たかがデザイナーにだって、曲げられないプライドは、あるんだ。
「その『たかが』デザイナーに言われるようなことをしているという自覚はないんですか? 私は、御園さんのやり方はプロじゃないと思います」
『……それは私への侮辱ととらえてよろしいですね?』
「侮辱ではありません。真っ当な意見だと思います。

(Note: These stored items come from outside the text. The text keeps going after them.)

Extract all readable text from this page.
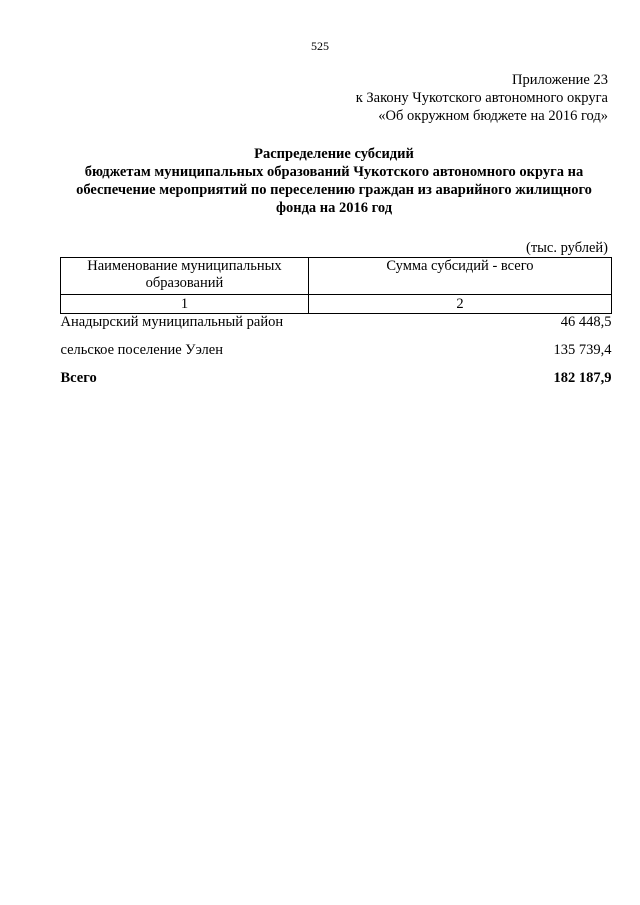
525
Приложение 23
к Закону Чукотского автономного округа
«Об окружном бюджете на 2016 год»
Распределение субсидий
бюджетам муниципальных образований Чукотского автономного округа на
обеспечение мероприятий по переселению граждан из аварийного жилищного
фонда на 2016 год
(тыс. рублей)
Наименование муниципальных
образований	Сумма субсидий - всего
1	2
Анадырский муниципальный район	46 448,5
сельское поселение Уэлен	135 739,4
Всего	182 187,9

私個人の、ですが」
私は極めて冷静に、淡々と言葉を返していく。
それとは反対に、御園さんの声はどんどん感情的になっていくのがわかった。
『あなたごときにそんなこと言われる筋合いはありません! 上の者に報告しておきます! 私は仕事を出している側の人間なんですからね! そこをはき違えないでください!』
「構いません。私は作業している人間をそんな風に扱う方を信頼できませんし、信頼も尊敬もできない方と良い仕事ができるとは思っていませんので」
『……! 何様のつもりですか!? 馬鹿にして、許せない……! せいぜい、次の仕事でも探しておくことですね!』
ガチャン! ……と、大きな音を立てて、通話が切れた。
ゆっくり受話器を置くと、何となく、周囲の人たちからの視線を感じる。
私は大きく溜息を吐いて、頭を抱えた。